Friedlander tells us some attorneys take advantage of this system by taking on just about every case they come across because they know they’ll get paid either way.
“There have been cases where an insurance company was sued over 87 cents because the claim payment was calculated wrong,” he said. “The trial attorneys filed suit against this insurance company and racked up thousands and thousands of dollars of bills that the insurance company was on the hook to pay.”
CBS Miami reported that Amy Boggs, chairwoman of the Florida Justice Association's Property Insurance Section, criticized the legislative focus on restricting lawsuits, saying such moves would hurt consumers.
"Litigation isn't the problem --- it's the scapegoat," Boggs said in a statement obtained by CBS Miami Tuesday.
"Behind every lawsuit is a homeowner or business owner who has been underpaid or wrongfully denied coverage."

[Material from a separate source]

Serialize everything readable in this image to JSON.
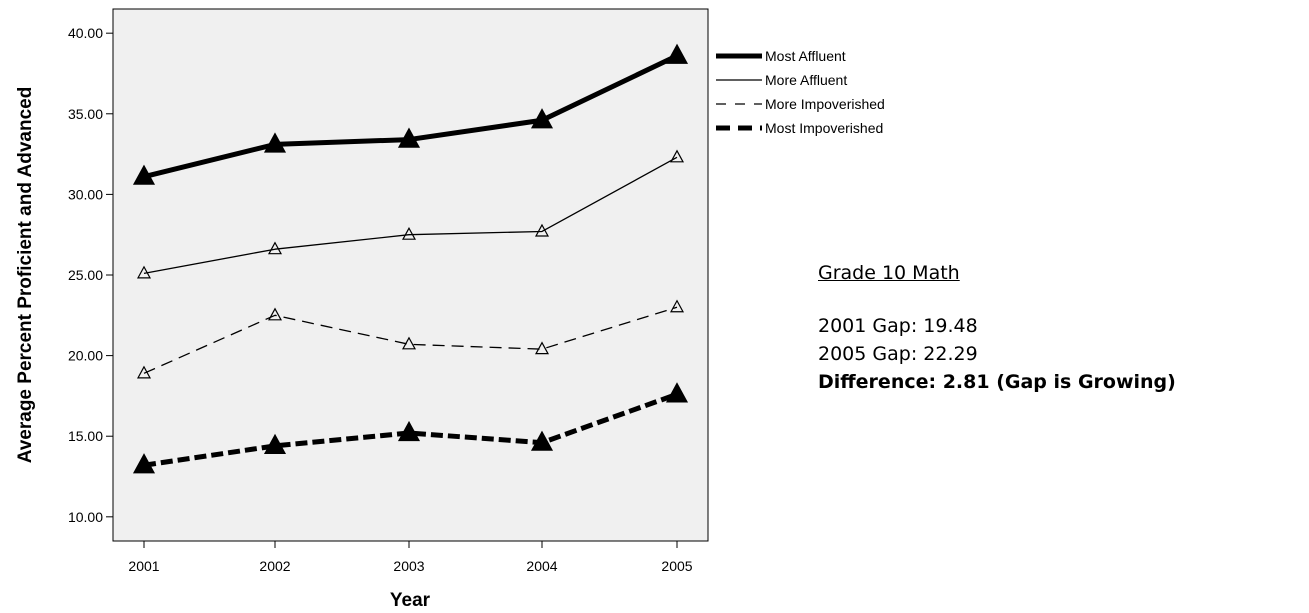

Friedlander says there are also problems with scheming contractors driving up your costs.
He says they tell you something is wrong with your home, and then ask you to sign paperwork that gives them legal access.
“You, the homeowner, are now turning over your claims rights to the contractor and they can do whatever they want with that,” Friedlander said. “They can file a suit on your behalf without your consent.”
Friedlander says issues with re-insurance are also driving up rates for policyholders in Florida.
The special session is slated to begin on Monday, Dec. 12.